Nachsorge nach der Operation
Nach der Operation ist eine angemessene Nachsorge und Rehabilitation für den Hund erforderlich:
- Eingeschränkte Aktivität: Hunde sollten für sechs bis acht Wochen eingeschränkte Aktivität haben und an der Leine geführt werden. Während dieser Zeit sollte der Patient nicht springen, laufen oder spielen, damit der Knochen gut wachsen kann. Abschließend wird nach dieser Zeit eine Röntgenkontrolle empfohlen.
- Physiotherapie: Physiotherapie kann helfen, die Muskulatur wieder aufzubauen und die Beweglichkeit des Kniegelenks zu verbessern.
- Schmerzmittel: Bei Bedarf können Schmerzmittel eingesetzt werden, um die Schmerzen zu lindern.
Prognose
Die Prognose für Hunde mit Patellaluxation ist im Allgemeinen gut, insbesondere wenn die Erkrankung frühzeitig erkannt und behandelt wird. Die Prognose nach dieser Operation ist grundsätzlich als gut anzusehen. Diese verschlimmert sich jedoch bei besonders starken Deformitäten der Hinterbeine und bei einer Luxation 4. Grades. In vielen Fällen ist eine vollständige Genesung möglich, besonders wenn die Erkrankung frühzeitig erkannt und behandelt wird.
Prävention
Um das Risiko einer Patellaluxation bei Hunden zu verringern, sollten Züchter darauf achten, nur gesunde Tiere mit guter Bein- und Knieanatomie für die Zucht zu verwenden. Es ist wichtig zu beachten, dass einige Hunde trotz aller Vorsichtsmaßnahmen eine Patellaluxation entwickeln können.
Patellaluxation und Kreuzbandriss
In einigen Fällen treten Patellaluxation und Kreuzbandriss gleichzeitig auf.
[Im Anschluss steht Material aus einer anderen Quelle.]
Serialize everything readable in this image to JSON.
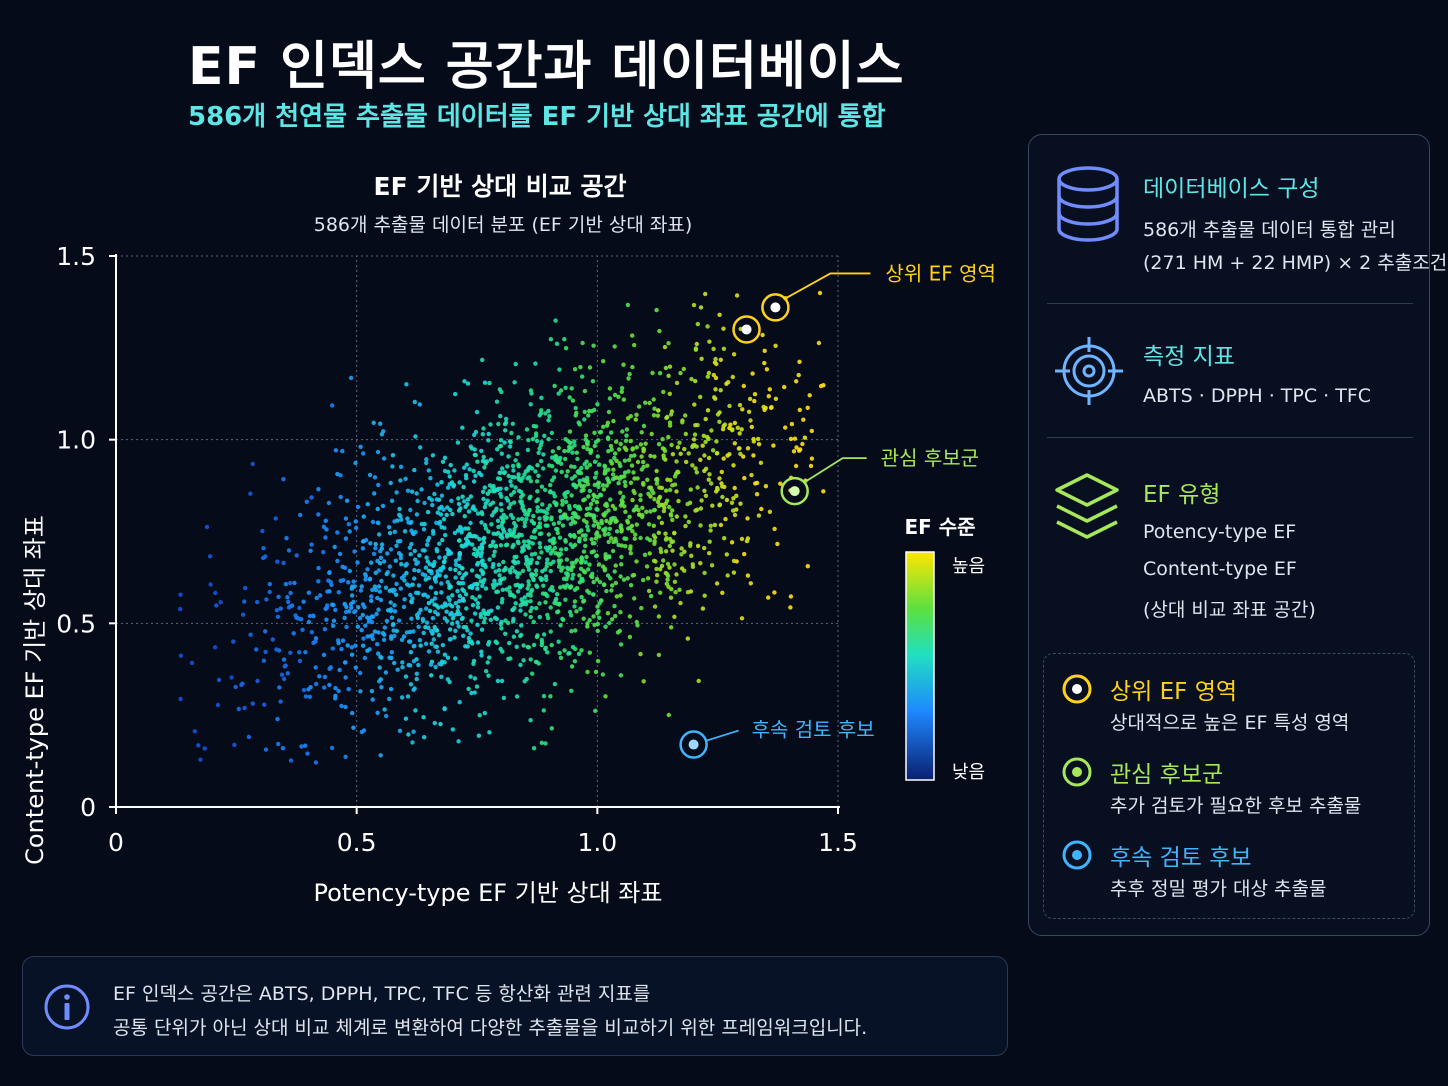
{
  "header": {
    "title": "EF 인덱스 공간과 데이터베이스",
    "subtitle": "586개 천연물 추출물 데이터를 EF 기반 상대 좌표 공간에 통합"
  },
  "chart_data": {
    "type": "scatter",
    "title": "EF 기반 상대 비교 공간",
    "subtitle": "586개 추출물 데이터 분포 (EF 기반 상대 좌표)",
    "xlabel": "Potency-type EF 기반 상대 좌표",
    "ylabel": "Content-type EF 기반 상대 좌표",
    "xlim": [
      0,
      1.5
    ],
    "ylim": [
      0,
      1.5
    ],
    "xticks": [
      "0",
      "0.5",
      "1.0",
      "1.5"
    ],
    "yticks": [
      "0",
      "0.5",
      "1.0",
      "1.5"
    ],
    "grid": true,
    "colorbar": {
      "title": "EF 수준",
      "high_label": "높음",
      "low_label": "낮음"
    },
    "colors": {
      "low": "#0a2a8a",
      "mid_low": "#1e90ff",
      "mid": "#20e0c0",
      "mid_high": "#40e040",
      "high": "#ffe600"
    },
    "highlights": [
      {
        "label": "상위 EF 영역",
        "color": "#ffd21a",
        "points": [
          {
            "x": 1.31,
            "y": 1.3
          },
          {
            "x": 1.37,
            "y": 1.36
          }
        ]
      },
      {
        "label": "관심 후보군",
        "color": "#a6e85a",
        "points": [
          {
            "x": 1.41,
            "y": 0.86
          }
        ]
      },
      {
        "label": "후속 검토 후보",
        "color": "#3fb4ff",
        "points": [
          {
            "x": 1.2,
            "y": 0.17
          }
        ]
      }
    ],
    "cloud": {
      "count": 2400,
      "x_center": 0.85,
      "y_center": 0.72,
      "correlation": 0.5,
      "note_approximate": true
    }
  },
  "panel": {
    "db": {
      "title": "데이터베이스 구성",
      "line1": "586개 추출물 데이터 통합 관리",
      "line2": "(271 HM + 22 HMP) × 2 추출조건"
    },
    "metrics": {
      "title": "측정 지표",
      "line1": "ABTS · DPPH · TPC · TFC"
    },
    "types": {
      "title": "EF 유형",
      "line1": "Potency-type EF",
      "line2": "Content-type EF",
      "line3": "(상대 비교 좌표 공간)"
    },
    "legend": [
      {
        "title": "상위 EF 영역",
        "desc": "상대적으로 높은 EF 특성 영역",
        "color": "#ffd21a"
      },
      {
        "title": "관심 후보군",
        "desc": "추가 검토가 필요한 후보 추출물",
        "color": "#a6e85a"
      },
      {
        "title": "후속 검토 후보",
        "desc": "추후 정밀 평가 대상 추출물",
        "color": "#3fb4ff"
      }
    ],
    "accent": "#5ee6e6"
  },
  "info": {
    "line1": "EF 인덱스 공간은 ABTS, DPPH, TPC, TFC 등 항산화 관련 지표를",
    "line2": "공통 단위가 아닌 상대 비교 체계로 변환하여 다양한 추출물을 비교하기 위한  프레임워크입니다."
  }
}
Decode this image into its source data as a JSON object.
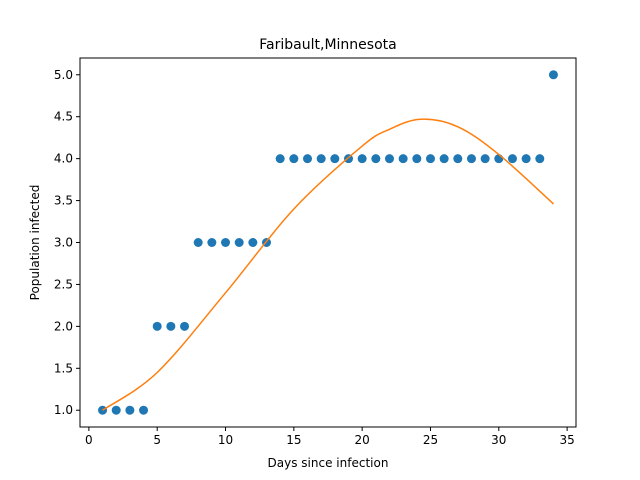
{
  "chart_data": {
    "type": "scatter",
    "title": "Faribault,Minnesota",
    "xlabel": "Days since infection",
    "ylabel": "Population infected",
    "xlim": [
      -0.65,
      35.65
    ],
    "ylim": [
      0.8,
      5.2
    ],
    "xticks": [
      0,
      5,
      10,
      15,
      20,
      25,
      30,
      35
    ],
    "xtick_labels": [
      "0",
      "5",
      "10",
      "15",
      "20",
      "25",
      "30",
      "35"
    ],
    "yticks": [
      1.0,
      1.5,
      2.0,
      2.5,
      3.0,
      3.5,
      4.0,
      4.5,
      5.0
    ],
    "ytick_labels": [
      "1.0",
      "1.5",
      "2.0",
      "2.5",
      "3.0",
      "3.5",
      "4.0",
      "4.5",
      "5.0"
    ],
    "grid": false,
    "series": [
      {
        "kind": "scatter",
        "color": "#1f77b4",
        "x": [
          1,
          2,
          3,
          4,
          5,
          6,
          7,
          8,
          9,
          10,
          11,
          12,
          13,
          14,
          15,
          16,
          17,
          18,
          19,
          20,
          21,
          22,
          23,
          24,
          25,
          26,
          27,
          28,
          29,
          30,
          31,
          32,
          33,
          34
        ],
        "y": [
          1,
          1,
          1,
          1,
          2,
          2,
          2,
          3,
          3,
          3,
          3,
          3,
          3,
          4,
          4,
          4,
          4,
          4,
          4,
          4,
          4,
          4,
          4,
          4,
          4,
          4,
          4,
          4,
          4,
          4,
          4,
          4,
          4,
          5
        ]
      },
      {
        "kind": "line",
        "color": "#ff7f0e",
        "x": [
          1,
          5,
          10,
          15,
          20,
          22,
          24.3,
          27,
          30,
          34
        ],
        "y": [
          1.0,
          1.45,
          2.4,
          3.4,
          4.15,
          4.35,
          4.47,
          4.38,
          4.05,
          3.46
        ]
      }
    ]
  }
}
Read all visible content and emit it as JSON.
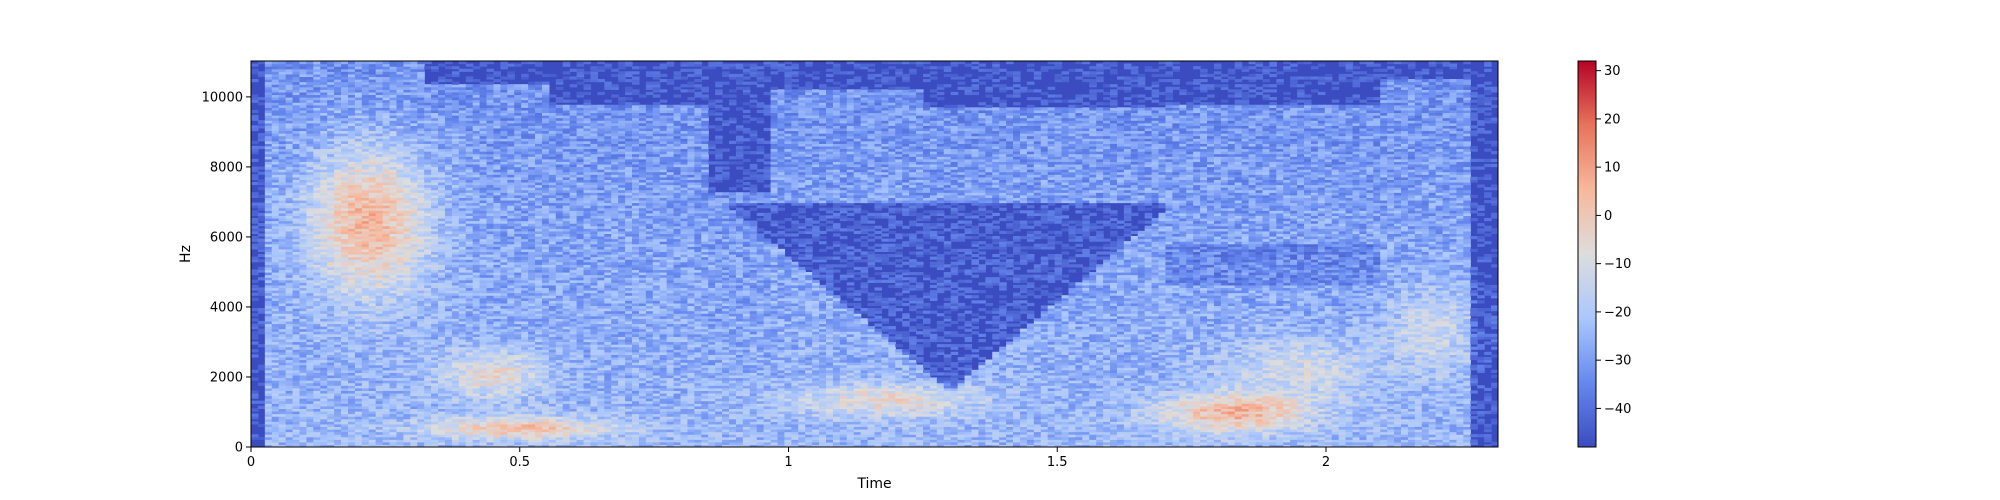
{
  "chart_data": [
    {
      "type": "heatmap",
      "subtype": "spectrogram",
      "xlabel": "Time",
      "ylabel": "Hz",
      "xlim": [
        0,
        2.32
      ],
      "ylim": [
        0,
        11025
      ],
      "x_ticks": [
        0,
        0.5,
        1,
        1.5,
        2
      ],
      "x_tick_labels": [
        "0",
        "0.5",
        "1",
        "1.5",
        "2"
      ],
      "y_ticks": [
        0,
        2000,
        4000,
        6000,
        8000,
        10000
      ],
      "y_tick_labels": [
        "0",
        "2000",
        "4000",
        "6000",
        "8000",
        "10000"
      ],
      "colormap": "coolwarm",
      "color_stops": [
        "#3b4cc0",
        "#6688ee",
        "#aac7fd",
        "#dddddd",
        "#f7b89c",
        "#e7745b",
        "#b40426"
      ],
      "grid": false,
      "colorbar": {
        "position": "right",
        "range": [
          -48,
          32
        ],
        "ticks": [
          -40,
          -30,
          -20,
          -10,
          0,
          10,
          20,
          30
        ],
        "tick_labels": [
          "−40",
          "−30",
          "−20",
          "−10",
          "0",
          "10",
          "20",
          "30"
        ]
      }
    }
  ]
}
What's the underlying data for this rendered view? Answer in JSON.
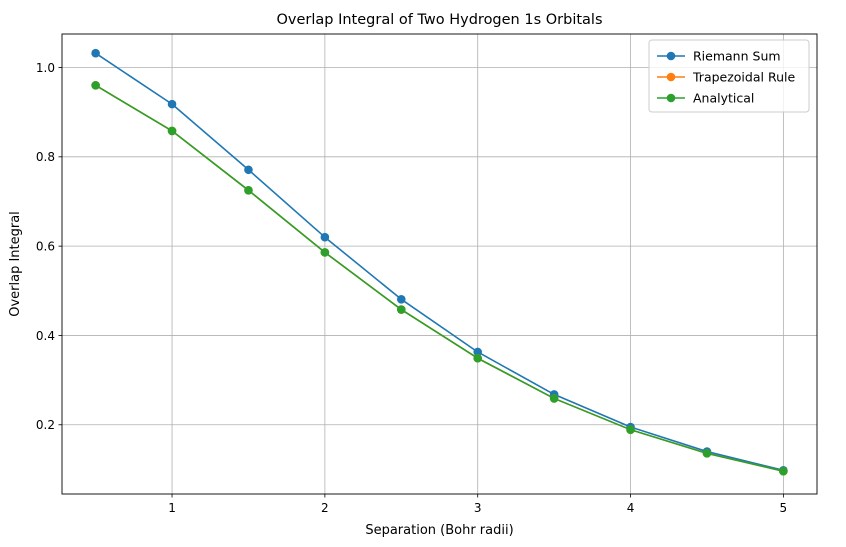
{
  "chart_data": {
    "type": "line",
    "title": "Overlap Integral of Two Hydrogen 1s Orbitals",
    "xlabel": "Separation (Bohr radii)",
    "ylabel": "Overlap Integral",
    "x": [
      0.5,
      1.0,
      1.5,
      2.0,
      2.5,
      3.0,
      3.5,
      4.0,
      4.5,
      5.0
    ],
    "xlim": [
      0.28,
      5.22
    ],
    "ylim": [
      0.045,
      1.075
    ],
    "xticks": [
      1,
      2,
      3,
      4,
      5
    ],
    "xtick_labels": [
      "1",
      "2",
      "3",
      "4",
      "5"
    ],
    "yticks": [
      0.2,
      0.4,
      0.6,
      0.8,
      1.0
    ],
    "ytick_labels": [
      "0.2",
      "0.4",
      "0.6",
      "0.8",
      "1.0"
    ],
    "grid": true,
    "legend_position": "top-right",
    "series": [
      {
        "name": "Riemann Sum",
        "color": "#1f77b4",
        "values": [
          1.032,
          0.918,
          0.771,
          0.62,
          0.481,
          0.363,
          0.268,
          0.195,
          0.14,
          0.098
        ]
      },
      {
        "name": "Trapezoidal Rule",
        "color": "#ff7f0e",
        "values": [
          0.96,
          0.858,
          0.725,
          0.586,
          0.458,
          0.349,
          0.259,
          0.189,
          0.136,
          0.096
        ]
      },
      {
        "name": "Analytical",
        "color": "#2ca02c",
        "values": [
          0.96,
          0.858,
          0.725,
          0.586,
          0.458,
          0.349,
          0.259,
          0.189,
          0.136,
          0.096
        ]
      }
    ]
  }
}
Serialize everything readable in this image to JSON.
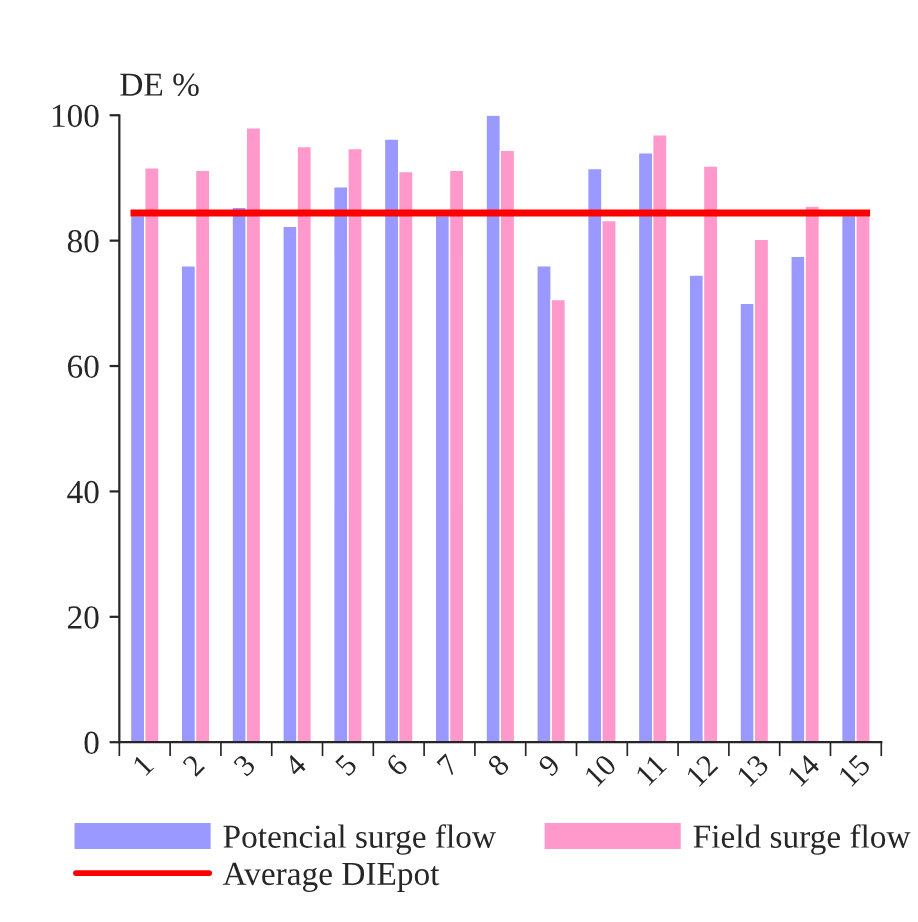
{
  "chart_data": {
    "type": "bar",
    "ylabel": "DE %",
    "categories": [
      "1",
      "2",
      "3",
      "4",
      "5",
      "6",
      "7",
      "8",
      "9",
      "10",
      "11",
      "12",
      "13",
      "14",
      "15"
    ],
    "series": [
      {
        "name": "Potencial surge flow",
        "color": "#9999ff",
        "values": [
          84,
          76,
          85.3,
          82.3,
          88.6,
          96.2,
          84,
          100,
          76,
          91.5,
          94,
          74.5,
          70,
          77.5,
          84
        ]
      },
      {
        "name": "Field surge flow",
        "color": "#ff99cc",
        "values": [
          91.6,
          91.2,
          98,
          95,
          94.7,
          91,
          91.2,
          94.4,
          70.6,
          83.2,
          96.9,
          91.9,
          80.2,
          85.5,
          84
        ]
      }
    ],
    "ref_lines": [
      {
        "axis": "y",
        "value": 84.4,
        "label": "Average DIEpot",
        "color": "#ff0000",
        "line_style": "solid"
      }
    ],
    "ylim": [
      0,
      100
    ],
    "yticks": [
      0,
      20,
      40,
      60,
      80,
      100
    ],
    "grid": false,
    "legend": "bottom"
  }
}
Vorallem bei kleinen Hunderassen und Katzen kommt es nicht selten als Folge einer Patellaluxation zu einem Kreuzbandriss. In solchen Fällen ist eine umfassende chirurgische Versorgung erforderlich, die sowohl die Patellaluxation als auch den Kreuzbandriss behandelt. Wenn bei Ihrem Hund sowohl ein Kreuzbandriss als auch eine Patellaluxation vorliegen, bietet die Kombination aus TPLO und Luxationskorrektur eine besonders effektive Behandlung.